Mamika n’est pas qu’un personnage, c’est un manifeste : celui d’un artiste qui photographie l’amour et la fragilité avec une poésie visuelle inédite.

© Mamika par Sacha Goldberger

Chez Goldberger, les références sont légion : le cinéma expressionniste allemand, les comics américains, les peintres flamands, Kubrick, Helmut Newton… Pourtant, son style ne plagie jamais. Il cite, détourne, recompose, et transforme. Un hommage permanent à la culture visuelle, assumé et jubilatoire.

La lumière ? Théâtrale, presque divine. Les personnages ? Archétypaux, toujours magnifiés. Le propos ? Surréaliste mais jamais abscons. Sacha Goldberger crée des mondes.

Pierre Richard en spermatozoïde par © Sacha Goldberger

Ce qui frappe chez Goldberger, c’est aussi son sens du détail et sa dévotion au travail en équipe. Costumiers, maquilleurs, coiffeurs, comédiens : chaque shooting est une mini-production cinématographique, pensée comme une œuvre collective. Il ne se contente pas de capturer, il construit.

Son studio, c’est un laboratoire visuel où l’on modèle l’image comme un sculpteur pétrit son argile. Résultat ? Des photographies à la croisée des arts plastiques, du théâtre, et du conte.

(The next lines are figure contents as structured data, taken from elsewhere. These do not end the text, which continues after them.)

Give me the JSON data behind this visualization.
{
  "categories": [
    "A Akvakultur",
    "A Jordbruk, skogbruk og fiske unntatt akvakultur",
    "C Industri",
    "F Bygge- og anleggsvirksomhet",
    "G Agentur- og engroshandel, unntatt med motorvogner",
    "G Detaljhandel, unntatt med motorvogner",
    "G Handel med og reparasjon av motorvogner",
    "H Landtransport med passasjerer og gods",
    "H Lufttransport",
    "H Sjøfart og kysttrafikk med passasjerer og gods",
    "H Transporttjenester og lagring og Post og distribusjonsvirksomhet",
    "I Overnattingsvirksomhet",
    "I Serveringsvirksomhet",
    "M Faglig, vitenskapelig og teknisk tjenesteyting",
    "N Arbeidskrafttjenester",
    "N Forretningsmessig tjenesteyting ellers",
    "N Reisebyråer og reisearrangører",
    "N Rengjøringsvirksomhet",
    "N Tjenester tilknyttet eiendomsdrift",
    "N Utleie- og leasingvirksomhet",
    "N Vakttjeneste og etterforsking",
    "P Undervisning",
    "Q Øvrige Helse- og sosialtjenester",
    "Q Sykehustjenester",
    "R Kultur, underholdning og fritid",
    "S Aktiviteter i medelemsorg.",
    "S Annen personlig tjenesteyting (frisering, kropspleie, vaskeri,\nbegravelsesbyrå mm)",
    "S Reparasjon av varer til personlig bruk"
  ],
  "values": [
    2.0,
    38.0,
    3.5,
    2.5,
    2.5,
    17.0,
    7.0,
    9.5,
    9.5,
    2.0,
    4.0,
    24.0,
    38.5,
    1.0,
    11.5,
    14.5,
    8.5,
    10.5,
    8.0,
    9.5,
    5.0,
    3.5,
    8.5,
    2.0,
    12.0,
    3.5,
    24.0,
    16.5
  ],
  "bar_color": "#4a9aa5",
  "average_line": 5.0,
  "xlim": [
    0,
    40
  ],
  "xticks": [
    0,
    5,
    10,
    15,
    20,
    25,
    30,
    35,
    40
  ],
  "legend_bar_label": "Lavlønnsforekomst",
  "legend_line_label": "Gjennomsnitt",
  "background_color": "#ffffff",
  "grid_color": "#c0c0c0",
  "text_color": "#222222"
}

Sacha Goldberger a un humour à part, celui qu’on reconnaît entre mille, pétri de culture juive, d’autodérision, de tendresse, et d’un brin de tristesse masqué par un éclat de rire. Un humour qui sait que le monde est parfois absurde, souvent dur, mais que l’amour et une cape rouge bien portée peuvent le rendre supportable.

En somme, Goldberger ne photographie pas pour montrer. Il photographie pour relier. À la mémoire, à la famille, à l’imaginaire. Et à nous tous.